One never knows what to believe. I keep seeing contradictory assertions on the net. Even assertions coming with solid data: data can be falsified or misrepresented. Scott Adams avers that “all data is false.”
I hear one moment that Islam is the world’s fastest growing religion.
Then I hear that Islam is collapsing, and Muslims are apostacizing in droves.
All one can do is rely on faith and common sense.
I suspect the latter is more likely the case: that Islam is at least in danger of collapse.
The growth of Islam in recent decades, I gather, had to do with Muslims simply having more children on average than the Christian or secular West. And Muslim birth rates are now apparently collapsing as well. The temporary divergence perhaps had only to do with Muslim countries being less developed than Christian ones. Trends arrive there later.
My strongest evidence that Islam is dying is the worldwide trend to Islamic terrorism. Anger and violence is how people react when they have lost an important argument decisively. It is what you might do when you feel the rug has been pulled out from under you. You want to lash out at the person who destroyed your comfortable world view and self-image.

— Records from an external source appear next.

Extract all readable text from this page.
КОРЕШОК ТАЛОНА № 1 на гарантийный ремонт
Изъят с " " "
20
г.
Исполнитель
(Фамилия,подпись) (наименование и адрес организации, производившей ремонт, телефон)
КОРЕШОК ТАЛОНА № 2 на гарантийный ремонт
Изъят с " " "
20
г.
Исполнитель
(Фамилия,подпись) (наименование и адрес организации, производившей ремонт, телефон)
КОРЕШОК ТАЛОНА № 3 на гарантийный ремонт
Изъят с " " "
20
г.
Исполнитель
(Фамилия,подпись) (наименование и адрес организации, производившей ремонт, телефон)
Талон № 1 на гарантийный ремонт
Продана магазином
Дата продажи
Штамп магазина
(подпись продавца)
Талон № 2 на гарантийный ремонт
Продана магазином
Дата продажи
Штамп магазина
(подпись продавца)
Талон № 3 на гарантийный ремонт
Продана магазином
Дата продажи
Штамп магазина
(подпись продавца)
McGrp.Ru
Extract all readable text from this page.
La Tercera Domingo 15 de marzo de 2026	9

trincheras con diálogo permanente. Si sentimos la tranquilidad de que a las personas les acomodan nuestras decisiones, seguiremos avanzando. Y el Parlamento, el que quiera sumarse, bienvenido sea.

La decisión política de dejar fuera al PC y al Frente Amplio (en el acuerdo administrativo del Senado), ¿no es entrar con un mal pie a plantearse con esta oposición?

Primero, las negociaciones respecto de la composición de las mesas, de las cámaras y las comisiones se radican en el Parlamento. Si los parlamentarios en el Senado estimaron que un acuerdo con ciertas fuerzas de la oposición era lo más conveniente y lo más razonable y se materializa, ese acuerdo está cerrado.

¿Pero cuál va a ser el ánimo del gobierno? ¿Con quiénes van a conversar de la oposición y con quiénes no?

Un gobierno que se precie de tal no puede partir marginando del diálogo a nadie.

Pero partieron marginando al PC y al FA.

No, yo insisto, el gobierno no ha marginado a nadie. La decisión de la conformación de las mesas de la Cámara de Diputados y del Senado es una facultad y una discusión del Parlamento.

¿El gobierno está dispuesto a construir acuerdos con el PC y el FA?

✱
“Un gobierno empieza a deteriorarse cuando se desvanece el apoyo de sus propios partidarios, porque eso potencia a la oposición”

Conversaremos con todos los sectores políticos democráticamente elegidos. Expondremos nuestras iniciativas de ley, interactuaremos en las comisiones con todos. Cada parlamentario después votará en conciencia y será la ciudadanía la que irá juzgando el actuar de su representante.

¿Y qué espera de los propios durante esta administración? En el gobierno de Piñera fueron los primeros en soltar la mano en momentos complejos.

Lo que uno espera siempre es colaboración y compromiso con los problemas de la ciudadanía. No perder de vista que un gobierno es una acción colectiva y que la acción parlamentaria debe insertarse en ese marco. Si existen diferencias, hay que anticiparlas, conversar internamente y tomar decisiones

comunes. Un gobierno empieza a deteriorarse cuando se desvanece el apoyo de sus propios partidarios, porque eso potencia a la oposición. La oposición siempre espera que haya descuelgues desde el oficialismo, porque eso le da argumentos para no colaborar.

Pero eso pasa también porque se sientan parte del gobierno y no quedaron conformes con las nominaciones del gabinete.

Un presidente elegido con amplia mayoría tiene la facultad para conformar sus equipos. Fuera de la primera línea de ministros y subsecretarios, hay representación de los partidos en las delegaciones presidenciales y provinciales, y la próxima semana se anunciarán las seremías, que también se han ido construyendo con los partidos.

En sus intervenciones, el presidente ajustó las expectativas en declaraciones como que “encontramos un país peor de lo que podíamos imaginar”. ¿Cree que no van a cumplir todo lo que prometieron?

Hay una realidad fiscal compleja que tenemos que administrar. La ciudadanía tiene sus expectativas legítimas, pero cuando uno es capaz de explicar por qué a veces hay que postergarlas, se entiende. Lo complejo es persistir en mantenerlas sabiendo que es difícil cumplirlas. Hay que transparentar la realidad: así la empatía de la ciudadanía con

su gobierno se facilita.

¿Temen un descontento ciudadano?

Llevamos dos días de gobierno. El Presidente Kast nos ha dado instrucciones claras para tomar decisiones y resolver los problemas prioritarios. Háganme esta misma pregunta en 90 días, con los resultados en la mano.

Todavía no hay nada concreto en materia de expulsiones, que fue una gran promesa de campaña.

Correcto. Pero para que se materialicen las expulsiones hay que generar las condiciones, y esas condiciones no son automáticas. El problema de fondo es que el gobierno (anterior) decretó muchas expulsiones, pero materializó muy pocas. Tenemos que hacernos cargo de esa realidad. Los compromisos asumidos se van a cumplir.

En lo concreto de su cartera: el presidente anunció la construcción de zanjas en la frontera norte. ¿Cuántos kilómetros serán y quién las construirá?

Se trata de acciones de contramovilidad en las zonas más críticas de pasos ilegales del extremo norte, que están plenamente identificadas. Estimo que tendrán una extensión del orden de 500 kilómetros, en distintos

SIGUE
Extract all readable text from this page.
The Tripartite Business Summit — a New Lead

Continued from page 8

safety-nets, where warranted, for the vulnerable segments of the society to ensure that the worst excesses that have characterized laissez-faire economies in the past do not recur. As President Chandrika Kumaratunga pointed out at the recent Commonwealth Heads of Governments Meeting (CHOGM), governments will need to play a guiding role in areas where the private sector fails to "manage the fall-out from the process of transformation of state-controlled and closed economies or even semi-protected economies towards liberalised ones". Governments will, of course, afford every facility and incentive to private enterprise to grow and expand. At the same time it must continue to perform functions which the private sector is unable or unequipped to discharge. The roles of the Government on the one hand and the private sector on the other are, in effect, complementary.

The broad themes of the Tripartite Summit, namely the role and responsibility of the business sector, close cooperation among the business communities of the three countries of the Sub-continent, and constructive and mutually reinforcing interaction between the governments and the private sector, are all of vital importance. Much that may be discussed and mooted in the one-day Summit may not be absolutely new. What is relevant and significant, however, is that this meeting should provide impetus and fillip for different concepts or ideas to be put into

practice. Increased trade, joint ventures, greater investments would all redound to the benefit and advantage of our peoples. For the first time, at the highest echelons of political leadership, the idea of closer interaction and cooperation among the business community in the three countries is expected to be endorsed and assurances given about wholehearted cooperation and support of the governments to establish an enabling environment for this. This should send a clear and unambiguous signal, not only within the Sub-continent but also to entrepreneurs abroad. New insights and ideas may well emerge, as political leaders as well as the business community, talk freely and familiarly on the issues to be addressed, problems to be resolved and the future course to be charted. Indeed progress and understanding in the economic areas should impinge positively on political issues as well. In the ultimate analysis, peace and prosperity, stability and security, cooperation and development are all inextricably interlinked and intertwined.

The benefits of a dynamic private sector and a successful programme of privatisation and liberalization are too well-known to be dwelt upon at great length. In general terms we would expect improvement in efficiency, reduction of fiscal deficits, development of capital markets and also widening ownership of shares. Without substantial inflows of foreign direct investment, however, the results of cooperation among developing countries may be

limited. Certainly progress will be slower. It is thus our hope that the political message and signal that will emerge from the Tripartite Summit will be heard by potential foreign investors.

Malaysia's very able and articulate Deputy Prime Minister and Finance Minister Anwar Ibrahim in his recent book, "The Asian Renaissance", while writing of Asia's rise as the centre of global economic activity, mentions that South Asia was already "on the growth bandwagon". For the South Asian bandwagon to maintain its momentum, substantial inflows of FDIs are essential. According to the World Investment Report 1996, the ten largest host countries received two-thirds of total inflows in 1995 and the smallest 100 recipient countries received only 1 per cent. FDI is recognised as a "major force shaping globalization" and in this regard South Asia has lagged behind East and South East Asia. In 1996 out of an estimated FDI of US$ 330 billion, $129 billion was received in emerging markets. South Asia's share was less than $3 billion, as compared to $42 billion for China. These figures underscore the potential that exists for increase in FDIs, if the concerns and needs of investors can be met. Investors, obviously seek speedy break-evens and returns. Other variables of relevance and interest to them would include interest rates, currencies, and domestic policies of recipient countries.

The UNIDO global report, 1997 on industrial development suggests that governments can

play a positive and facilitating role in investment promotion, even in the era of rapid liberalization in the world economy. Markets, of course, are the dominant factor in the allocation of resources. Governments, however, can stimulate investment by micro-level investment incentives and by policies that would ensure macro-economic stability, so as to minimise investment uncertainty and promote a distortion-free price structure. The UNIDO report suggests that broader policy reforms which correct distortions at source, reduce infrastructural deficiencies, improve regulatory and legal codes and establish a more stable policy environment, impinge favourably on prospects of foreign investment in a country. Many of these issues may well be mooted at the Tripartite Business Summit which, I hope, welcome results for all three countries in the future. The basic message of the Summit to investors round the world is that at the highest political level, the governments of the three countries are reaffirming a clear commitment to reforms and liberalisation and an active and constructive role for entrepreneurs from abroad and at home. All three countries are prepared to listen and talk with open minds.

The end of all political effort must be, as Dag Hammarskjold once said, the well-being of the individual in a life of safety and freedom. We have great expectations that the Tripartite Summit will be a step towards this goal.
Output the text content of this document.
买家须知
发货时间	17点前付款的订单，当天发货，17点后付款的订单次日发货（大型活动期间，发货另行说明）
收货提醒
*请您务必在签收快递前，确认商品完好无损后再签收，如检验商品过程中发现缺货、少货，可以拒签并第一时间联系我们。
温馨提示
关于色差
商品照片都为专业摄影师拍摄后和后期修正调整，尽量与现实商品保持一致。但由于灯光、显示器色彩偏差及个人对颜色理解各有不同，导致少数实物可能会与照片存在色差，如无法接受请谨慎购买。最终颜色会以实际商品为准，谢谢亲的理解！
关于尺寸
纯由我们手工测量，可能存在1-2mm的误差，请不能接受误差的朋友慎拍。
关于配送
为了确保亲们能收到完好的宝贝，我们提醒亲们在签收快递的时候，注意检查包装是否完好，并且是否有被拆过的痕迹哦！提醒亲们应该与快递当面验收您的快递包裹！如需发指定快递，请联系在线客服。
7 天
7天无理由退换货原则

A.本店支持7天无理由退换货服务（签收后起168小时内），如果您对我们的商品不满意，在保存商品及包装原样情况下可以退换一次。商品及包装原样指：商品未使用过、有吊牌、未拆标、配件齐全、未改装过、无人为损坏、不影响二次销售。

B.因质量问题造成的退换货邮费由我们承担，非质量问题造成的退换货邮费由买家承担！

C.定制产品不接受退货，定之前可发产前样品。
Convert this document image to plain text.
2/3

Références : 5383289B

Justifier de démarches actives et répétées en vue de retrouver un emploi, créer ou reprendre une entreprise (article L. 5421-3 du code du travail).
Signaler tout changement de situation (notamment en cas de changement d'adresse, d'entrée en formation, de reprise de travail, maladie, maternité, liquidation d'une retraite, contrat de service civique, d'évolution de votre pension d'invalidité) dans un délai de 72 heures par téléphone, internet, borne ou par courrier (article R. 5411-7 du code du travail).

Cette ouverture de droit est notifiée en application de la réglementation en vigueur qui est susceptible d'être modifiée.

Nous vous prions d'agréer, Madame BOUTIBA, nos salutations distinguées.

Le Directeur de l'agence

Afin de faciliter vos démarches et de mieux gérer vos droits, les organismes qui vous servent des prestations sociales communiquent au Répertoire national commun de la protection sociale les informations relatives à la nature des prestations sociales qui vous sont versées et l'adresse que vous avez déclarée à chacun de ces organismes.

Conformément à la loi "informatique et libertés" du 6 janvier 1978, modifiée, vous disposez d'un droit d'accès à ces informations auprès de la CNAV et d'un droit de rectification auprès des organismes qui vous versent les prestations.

The reality may be somewhat hidden by the fact that Islam decrees death for apostasy. That being so, apostates are not going to be public about it. The number of actual Muslims might be a fraction of the nominal figures. The instant the threat of punishment is removed, there might be a huge visible exodus. So collapse cold be sudden.
I read that fewer books were translated into Arabic over the past 500 years than are translated into Spanish every year. If true, Islam may have kept deceptively strong by simply avoiding critical examination.
Now, inevitably, especially thanks to the internet, Muslim lands are opening up to the wider world. Islam may be unable to compete in the open theatre of ideas.
And I perceive that it is not losing to secularism, but to Christianity.